1.6 ATLAS at Belt-5: Beyond Reconnaissance and Initial Access
AI-201 used the full 16 ATLAS tactics as a reference vocabulary. At Belt-5, you should be working from the ATLAS case studies rather than the tactic list. The 42 case studies in ATLAS v5.1.0 are real-world incidents analyzed at the tactic-technique level. Belt-5 work means:
- Given a new incident, mapping it to the case study corpus and identifying which techniques generalize to new targets
- Identifying gaps: which case studies are missing from the corpus that the AI-301 labs would add
- Reading the ATLAS case studies not as examples of specific attacks but as evidence for general claims about the attack surface
Assignment: Before Module 2, read ATLAS Case Study AML.CS0001 (Tay AI) and AML.CS0016 (GPT-2 generation of malicious outputs). For each:
- List every technique used (e.g., T0048 - Prompt Injection)
- Identify the structural class (which row in the mapping table does this belong to?)
- Write one sentence on why the attack was possible: what structural property of the system enabled it?
1.7 The Course Arc
Modules 1-4 are the Prophecy arc: re-grounding, primer exploits (stack-smash and prompt injection separately), and the formal naming of the thesis. Christian's Prophecy arc covers the history of AI systems that learned proxies -- aligned-in-the-lab, misaligned-in-deployment systems -- which motivates the security analyst's question: what invariant did the designer assume that the adversary violated?
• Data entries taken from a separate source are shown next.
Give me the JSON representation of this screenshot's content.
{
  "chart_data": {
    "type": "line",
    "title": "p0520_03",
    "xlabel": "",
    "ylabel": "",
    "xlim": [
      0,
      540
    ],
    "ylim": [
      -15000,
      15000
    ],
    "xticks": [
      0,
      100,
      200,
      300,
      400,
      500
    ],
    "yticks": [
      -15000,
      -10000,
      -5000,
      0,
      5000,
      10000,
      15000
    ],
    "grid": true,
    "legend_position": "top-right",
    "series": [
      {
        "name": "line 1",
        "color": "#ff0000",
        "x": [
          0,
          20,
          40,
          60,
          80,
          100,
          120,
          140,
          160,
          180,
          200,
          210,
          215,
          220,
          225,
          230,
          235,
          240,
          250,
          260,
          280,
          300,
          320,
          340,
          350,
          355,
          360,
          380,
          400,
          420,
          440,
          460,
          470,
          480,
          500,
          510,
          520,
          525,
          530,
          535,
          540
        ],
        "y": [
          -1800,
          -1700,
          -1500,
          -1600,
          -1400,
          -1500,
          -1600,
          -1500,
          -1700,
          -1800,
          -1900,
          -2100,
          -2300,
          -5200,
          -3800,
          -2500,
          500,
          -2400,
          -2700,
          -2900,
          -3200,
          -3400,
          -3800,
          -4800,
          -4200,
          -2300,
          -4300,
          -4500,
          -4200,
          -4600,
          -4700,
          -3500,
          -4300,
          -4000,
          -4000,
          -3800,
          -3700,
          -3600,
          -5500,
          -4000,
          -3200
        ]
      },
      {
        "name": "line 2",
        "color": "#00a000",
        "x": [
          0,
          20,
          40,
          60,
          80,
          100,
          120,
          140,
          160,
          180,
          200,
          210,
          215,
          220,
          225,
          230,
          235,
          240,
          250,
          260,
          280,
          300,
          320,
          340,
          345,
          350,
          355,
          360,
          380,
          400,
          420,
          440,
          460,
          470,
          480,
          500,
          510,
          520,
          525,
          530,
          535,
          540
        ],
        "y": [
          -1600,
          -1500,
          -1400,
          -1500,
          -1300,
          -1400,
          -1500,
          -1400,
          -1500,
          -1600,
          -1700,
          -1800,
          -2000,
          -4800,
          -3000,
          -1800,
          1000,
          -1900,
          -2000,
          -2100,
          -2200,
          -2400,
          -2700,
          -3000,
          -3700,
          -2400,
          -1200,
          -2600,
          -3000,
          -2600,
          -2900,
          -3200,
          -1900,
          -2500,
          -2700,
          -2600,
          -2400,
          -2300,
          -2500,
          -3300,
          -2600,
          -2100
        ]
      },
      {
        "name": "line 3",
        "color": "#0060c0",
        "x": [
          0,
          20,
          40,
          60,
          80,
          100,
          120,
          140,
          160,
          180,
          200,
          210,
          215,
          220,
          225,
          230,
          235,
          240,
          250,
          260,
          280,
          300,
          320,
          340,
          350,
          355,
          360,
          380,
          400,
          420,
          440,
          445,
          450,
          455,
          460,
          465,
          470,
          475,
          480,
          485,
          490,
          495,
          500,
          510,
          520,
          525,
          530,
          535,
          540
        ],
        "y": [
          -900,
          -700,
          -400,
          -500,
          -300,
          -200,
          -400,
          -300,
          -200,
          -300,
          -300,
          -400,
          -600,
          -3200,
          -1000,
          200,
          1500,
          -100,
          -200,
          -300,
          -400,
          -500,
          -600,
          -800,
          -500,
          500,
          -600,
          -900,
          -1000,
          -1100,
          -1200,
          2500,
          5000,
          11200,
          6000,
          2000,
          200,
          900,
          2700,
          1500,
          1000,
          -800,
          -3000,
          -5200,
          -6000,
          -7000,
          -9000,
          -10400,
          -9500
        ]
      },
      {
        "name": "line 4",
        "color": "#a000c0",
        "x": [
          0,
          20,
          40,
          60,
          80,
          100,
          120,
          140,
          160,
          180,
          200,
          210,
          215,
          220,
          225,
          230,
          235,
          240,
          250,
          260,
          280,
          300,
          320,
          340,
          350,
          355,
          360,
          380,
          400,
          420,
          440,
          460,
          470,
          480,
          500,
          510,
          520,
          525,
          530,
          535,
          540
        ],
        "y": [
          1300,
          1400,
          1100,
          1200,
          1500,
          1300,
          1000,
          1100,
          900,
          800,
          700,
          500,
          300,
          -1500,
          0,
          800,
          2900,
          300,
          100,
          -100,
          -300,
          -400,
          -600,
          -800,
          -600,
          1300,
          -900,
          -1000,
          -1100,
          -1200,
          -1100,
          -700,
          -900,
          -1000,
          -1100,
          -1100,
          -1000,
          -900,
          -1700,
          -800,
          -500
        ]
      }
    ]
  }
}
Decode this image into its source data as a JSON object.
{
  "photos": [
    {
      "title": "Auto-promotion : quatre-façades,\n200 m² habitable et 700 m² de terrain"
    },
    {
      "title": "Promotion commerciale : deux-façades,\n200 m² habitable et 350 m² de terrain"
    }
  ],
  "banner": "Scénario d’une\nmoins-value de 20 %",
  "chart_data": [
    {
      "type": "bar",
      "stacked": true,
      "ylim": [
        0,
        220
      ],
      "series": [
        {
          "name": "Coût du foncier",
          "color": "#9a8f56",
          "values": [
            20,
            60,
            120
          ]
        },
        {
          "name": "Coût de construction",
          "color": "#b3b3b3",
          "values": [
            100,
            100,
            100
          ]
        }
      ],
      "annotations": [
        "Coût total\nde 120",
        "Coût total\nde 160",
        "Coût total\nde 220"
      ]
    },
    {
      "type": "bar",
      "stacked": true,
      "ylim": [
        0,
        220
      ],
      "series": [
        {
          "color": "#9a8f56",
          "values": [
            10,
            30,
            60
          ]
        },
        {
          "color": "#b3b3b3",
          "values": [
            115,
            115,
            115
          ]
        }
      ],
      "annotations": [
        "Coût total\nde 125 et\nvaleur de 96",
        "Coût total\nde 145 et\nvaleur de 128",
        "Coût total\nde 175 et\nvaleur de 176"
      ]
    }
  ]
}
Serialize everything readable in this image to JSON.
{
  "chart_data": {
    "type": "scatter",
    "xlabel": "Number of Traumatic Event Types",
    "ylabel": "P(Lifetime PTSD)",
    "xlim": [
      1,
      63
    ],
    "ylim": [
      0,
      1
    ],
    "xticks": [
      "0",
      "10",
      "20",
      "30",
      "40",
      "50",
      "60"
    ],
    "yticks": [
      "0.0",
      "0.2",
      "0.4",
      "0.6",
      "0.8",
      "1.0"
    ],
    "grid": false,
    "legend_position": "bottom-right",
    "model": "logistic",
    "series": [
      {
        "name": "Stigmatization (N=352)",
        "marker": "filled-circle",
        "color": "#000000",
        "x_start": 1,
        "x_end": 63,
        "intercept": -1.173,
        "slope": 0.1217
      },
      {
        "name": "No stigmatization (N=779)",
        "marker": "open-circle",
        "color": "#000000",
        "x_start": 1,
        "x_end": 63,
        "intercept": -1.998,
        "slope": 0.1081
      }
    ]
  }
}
Modules 5-7 are the Agency arc: ROP, tool-chain hijack, type confusion, side channels. These are the advanced exploit techniques. Christian's Agency arc covers autonomous agents that optimize specified objectives in unexpected ways -- the structural archetype of tool-chain hijacking and type confusion.
Modules 7.5-8 are the Supply chain and defense arc: fine-tuning attacks (supply chain at the weights layer) and layered defenses. Christian's Normativity arc covers how to specify what you actually want and enforce it -- the structural question behind every mitigation.
Modules 9-12 are the Capstone arc: full cross-substrate engagement, adversarial ML, frontier safety landscape, and the three-track capstone.
You are at the beginning of Module 1. The thesis has been stated. The mapping table is your first artifact. Build it carefully -- you will return to it in Module 4 to write the formal essay, and in Module 4.5 to add the SAE-feature row that turns the metaphor literal.